CoCoSym enabled me to create a team that included top researchers in the area, Dmitriy Zhuk, a recepient of the Presburger Award in 2020 and a speaker at the International Congress of Mathematicians in 2022, and Antoine Mottet, a recepient of the Ackermann Award in 2019.
Dmitriy, as a CoCoSym team member, improved and simplified his proof of the CSP dichotomy theorem and published it in JACM. Apart from the dichotomy theorem, the five most significant results to which CoCoSym team members contributed are the following (the main contributions are discussed for two of them).
(1) Barto, Bulín, Krokhin, Opršal: Algebraic Approach to Promise Constraint Satisfaction, JACM
This paper and subsequent refinements show that (appropriately defined) symmetries govern computational complexity for a huge class of computational problems, contributing to one of the main questions of CoCoSym: what are the right objects ("the pictures") describing symmetries for classes of problems beyond CSPs? The paper is the foundation of the majority of recent developments in the area and it has already become a standard reference. The main value of the paper is the general theory it develops, nevertheless, concrete novel applications were given as well. For instance, the following "3-vs-5-coloring" problem was shown to be no easier than 3-coloring.
Given a list of objects and forbidden pairs of objects that admit a 3-coloring, find a 5-coloring.
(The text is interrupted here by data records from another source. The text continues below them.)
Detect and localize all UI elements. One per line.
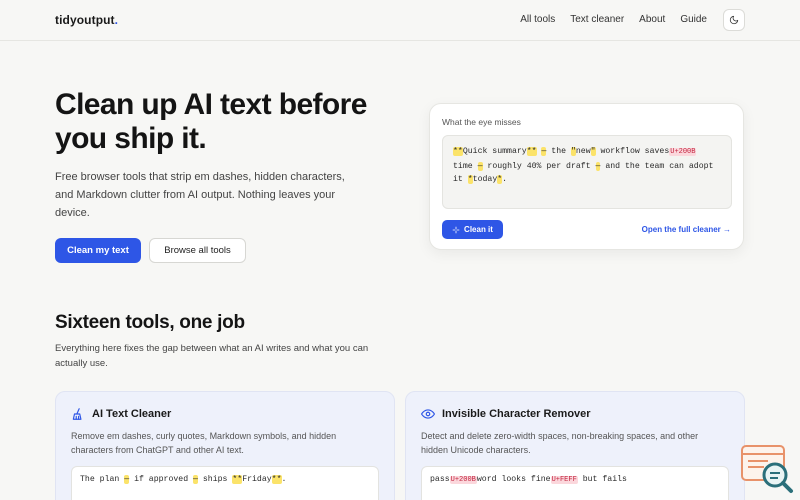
logo[interactable]: tidyoutput. <box>55 13 118 27</box>
demo-text: new <box>575 147 591 156</box>
marker-hidden-char: U+FEFF <box>550 476 578 484</box>
demo-text: time <box>453 161 478 171</box>
tool-description: Detect and delete zero-width spaces, non… <box>421 431 699 455</box>
broom-icon <box>72 408 82 420</box>
theme-toggle-button[interactable] <box>723 9 745 31</box>
sparkle-icon <box>452 226 460 233</box>
logo-dot: . <box>114 13 119 27</box>
demo-text: the <box>546 147 571 156</box>
demo-card: What the eye misses **Quick summary** — … <box>429 103 744 250</box>
nav-guide[interactable]: Guide <box>680 14 707 25</box>
tool-sample: The plan — if approved — ships **Friday*… <box>71 466 379 500</box>
nav-about[interactable]: About <box>639 14 665 25</box>
browse-all-tools-button[interactable]: Browse all tools <box>149 238 246 263</box>
sample-text: Friday <box>242 475 272 484</box>
hero-subtitle: Free browser tools that strip em dashes,… <box>55 171 345 219</box>
section-subtitle: Everything here fixes the gap between wh… <box>55 343 369 369</box>
sample-text: pass <box>430 475 450 484</box>
search-doc-icon[interactable] <box>740 444 794 496</box>
sample-text: . <box>281 475 287 484</box>
demo-label: What the eye misses <box>442 117 521 127</box>
section-title: Sixteen tools, one job <box>55 312 245 333</box>
clean-it-label: Clean it <box>464 225 493 234</box>
tool-card-invisible-character-remover[interactable]: Invisible Character Remover Detect and d… <box>405 391 745 500</box>
logo-text: tidyoutput <box>55 13 115 27</box>
marker-asterisks: ** <box>526 147 537 156</box>
marker-hidden-char: U+200B <box>669 148 697 156</box>
main-nav: All tools Text cleaner About Guide <box>520 14 707 25</box>
clean-it-button[interactable]: Clean it <box>442 220 503 239</box>
marker-hidden-char: U+200B <box>449 476 477 484</box>
nav-all-tools[interactable]: All tools <box>520 14 555 25</box>
sample-text: but fails <box>577 475 627 484</box>
marker-asterisks: ** <box>453 147 463 156</box>
demo-text: roughly 40% per draft <box>482 161 596 171</box>
demo-text: today <box>472 175 498 184</box>
marker-asterisks: ** <box>232 475 243 484</box>
sample-text: The plan <box>80 475 125 484</box>
eye-icon <box>421 409 435 419</box>
tool-title: AI Text Cleaner <box>92 408 172 420</box>
tool-title: Invisible Character Remover <box>442 408 591 420</box>
site-header: tidyoutput. All tools Text cleaner About… <box>0 0 800 41</box>
tool-card-ai-text-cleaner[interactable]: AI Text Cleaner Remove em dashes, curly … <box>55 391 395 500</box>
demo-text: workflow saves <box>595 147 670 156</box>
open-full-cleaner-link[interactable]: Open the full cleaner → <box>642 225 731 234</box>
marker-asterisks: ** <box>271 475 282 484</box>
moon-icon <box>729 15 739 25</box>
tool-description: Remove em dashes, curly quotes, Markdown… <box>71 431 337 455</box>
demo-text: . <box>502 175 508 184</box>
clean-my-text-button[interactable]: Clean my text <box>55 238 141 263</box>
sample-text: if approved <box>129 475 194 484</box>
sample-text: ships <box>197 475 233 484</box>
hero-title: Clean up AI text before you ship it. <box>55 88 367 155</box>
sample-text: word looks fine <box>476 475 551 484</box>
nav-text-cleaner[interactable]: Text cleaner <box>570 14 624 25</box>
demo-text: Quick summary <box>462 147 527 156</box>
tool-sample: passU+200Bword looks fineU+FEFF but fail… <box>421 466 729 500</box>
demo-text-area[interactable]: **Quick summary** — the "new" workflow s… <box>442 135 732 209</box>
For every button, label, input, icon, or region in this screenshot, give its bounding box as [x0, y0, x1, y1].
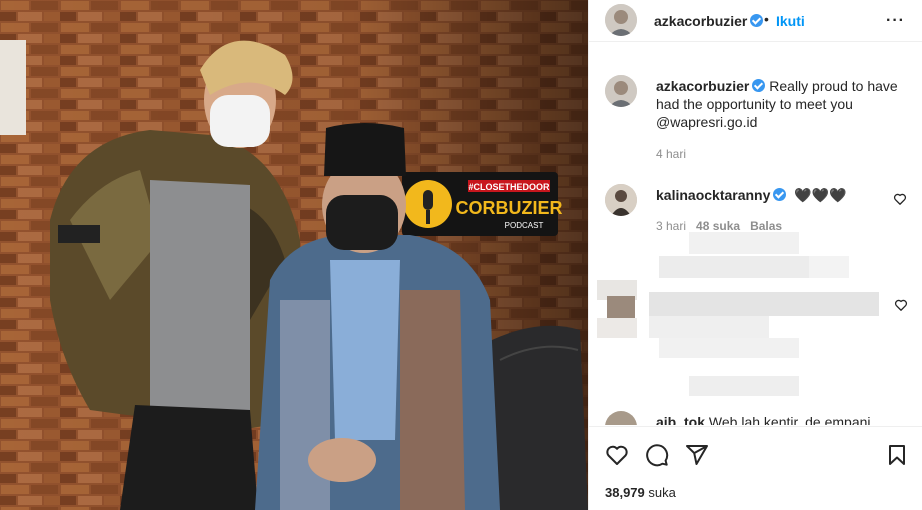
post-sidebar: azkacorbuzier • Ikuti ··· azkacorbuzier …	[588, 0, 922, 510]
share-icon[interactable]	[685, 443, 709, 467]
like-count-number: 38,979	[605, 485, 645, 500]
comment-likes[interactable]: 48 suka	[696, 219, 740, 233]
more-icon[interactable]: ···	[886, 12, 905, 30]
author-avatar[interactable]	[605, 4, 637, 36]
author-name-row: azkacorbuzier	[654, 13, 764, 29]
caption-text-block: azkacorbuzier Really proud to have had t…	[656, 77, 906, 131]
heart-icon[interactable]	[605, 443, 629, 467]
blurred-comments	[597, 232, 879, 396]
comment-text: Web lah kentir, de empani	[708, 414, 871, 425]
reply-button[interactable]: Balas	[750, 219, 782, 233]
follow-button[interactable]: Ikuti	[776, 13, 805, 29]
post-header: azkacorbuzier • Ikuti ···	[589, 0, 922, 42]
photo-illustration: #CLOSETHEDOOR CORBUZIER PODCAST	[0, 0, 588, 510]
sign-line2: CORBUZIER	[456, 198, 563, 218]
comment-like-icon[interactable]	[894, 298, 908, 312]
bookmark-icon[interactable]	[885, 443, 909, 467]
verified-icon	[752, 79, 766, 92]
separator-dot: •	[764, 11, 769, 27]
podcast-sign: #CLOSETHEDOOR CORBUZIER PODCAST	[402, 172, 563, 236]
action-bar: 38,979 suka	[589, 426, 922, 510]
like-count-label: suka	[648, 485, 676, 500]
comment-meta: 3 hari 48 suka Balas	[656, 219, 782, 233]
caption-timestamp[interactable]: 4 hari	[656, 147, 686, 161]
comment-icon[interactable]	[645, 443, 669, 467]
caption-avatar[interactable]	[605, 75, 637, 107]
like-count[interactable]: 38,979 suka	[605, 485, 676, 500]
verified-icon	[773, 188, 787, 201]
sign-line1: #CLOSETHEDOOR	[468, 182, 550, 192]
comment-text-block: kalinaocktaranny 🖤🖤🖤	[656, 187, 847, 204]
comment-text-block: aib_tok Web lah kentir, de empani	[656, 414, 871, 425]
commenter-username[interactable]: aib_tok	[656, 414, 705, 425]
post-photo[interactable]: #CLOSETHEDOOR CORBUZIER PODCAST	[0, 0, 588, 510]
author-username[interactable]: azkacorbuzier	[654, 13, 747, 29]
commenter-avatar[interactable]	[605, 411, 637, 425]
comment-time[interactable]: 3 hari	[656, 219, 686, 233]
comment-text: 🖤🖤🖤	[794, 187, 847, 203]
comment-item-partial: aib_tok Web lah kentir, de empani	[605, 411, 905, 425]
comment-like-icon[interactable]	[893, 192, 907, 206]
sign-line3: PODCAST	[505, 221, 544, 230]
caption-username[interactable]: azkacorbuzier	[656, 78, 749, 94]
verified-icon	[750, 14, 764, 27]
commenter-avatar[interactable]	[605, 184, 637, 216]
commenter-username[interactable]: kalinaocktaranny	[656, 187, 770, 203]
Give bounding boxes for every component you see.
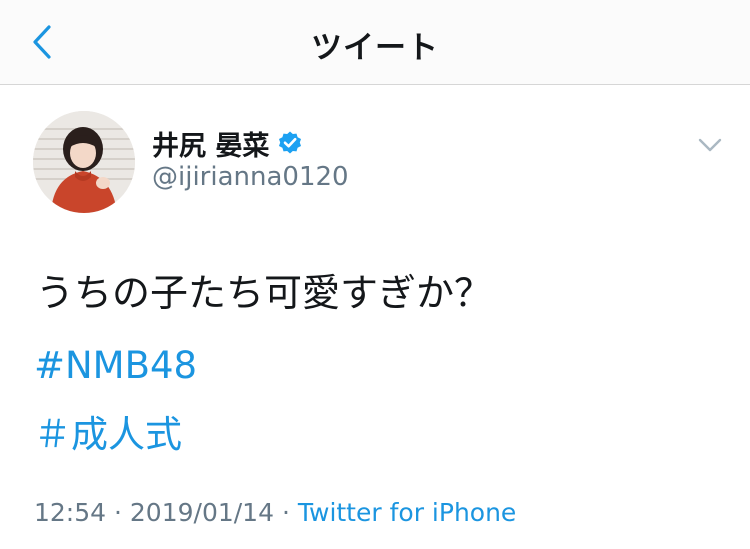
tweet-source-link[interactable]: Twitter for iPhone [298, 498, 516, 527]
hashtag-link-seijinshiki[interactable]: ＃成人式 [34, 404, 182, 458]
hashtag-link-nmb48[interactable]: #NMB48 [34, 344, 197, 387]
tweet-options-button[interactable] [690, 130, 730, 160]
page-title: ツイート [311, 30, 439, 66]
avatar[interactable] [33, 111, 135, 213]
meta-separator: · [281, 498, 290, 527]
tweet-time: 12:54 [34, 498, 107, 527]
tweet-text: うちの子たち可愛すぎか？ [36, 271, 493, 315]
author-name-row[interactable]: 井尻 晏菜 [152, 124, 303, 162]
display-name: 井尻 晏菜 [152, 130, 270, 162]
chevron-down-icon [698, 138, 722, 152]
user-handle[interactable]: @ijirianna0120 [152, 162, 349, 192]
avatar-photo [33, 111, 135, 213]
meta-separator: · [114, 498, 122, 527]
tweet-date: 2019/01/14 [129, 498, 274, 527]
verified-badge-icon [277, 130, 303, 156]
navigation-bar: ツイート [0, 0, 750, 85]
tweet-detail-screen: ツイート 井尻 晏菜 @ijirianna0120 うちの子たち可愛すぎか？ #… [0, 0, 750, 549]
tweet-meta: 12:54 · 2019/01/14 · Twitter for iPhone [34, 498, 516, 527]
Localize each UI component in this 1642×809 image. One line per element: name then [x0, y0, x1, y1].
(2) Barto, Kozik: Combinatorial Gap Theorem and Reductions between Promise CSPs, SODA
The previous paper shows the breadth of the approach to complexity via symmetries, this paper shows its depth. It contributes to another main question of CoCoSym which, using the picture metaphor, asks: from what "distance" do we need to look at the picture to still see the complexity? This paper substantially increase the distance and provides general methods to reduce one computational problem to another one, e.g. the 3-coloring can now be directly reduced to 3-vs-5-coloring. The results also suggests a novel, combinatorial approach to a major problem in theoretical computer science, the Unique Games Conjecture.
(3) Barto, Brady, Bulatov, Kozik, Zhuk: Minimal Taylor Algebras as a Common Framework for the Three Algebraic Approaches to the CSP, LICS
(4) Mottet, Pinsker: Smooth Approximations and CSPs over Finitely Bounded Homogeneous Structures, LICS
(5) Zhuk, Martin: QCSP monsters and the demise of the Chen Conjecture, JACM
Altogether, CoCoSym team has contributed to 29 published research papers, mostly in top journals (Journal of the ACM, SIAM Journal on Computing) and top conferences (STOC, SODA, LICS, ICALP). This number will increase as the more recent results of the project will only appear in print in the future. The team members have delivered more than 70 talks at conferences, workshops, and seminars, including 12 invited talks at conferences. We co-organized a yearly invitation-only intensive research workshop CWC, the CSP World Congress, which evolved into a central event for the complexity of CSPs.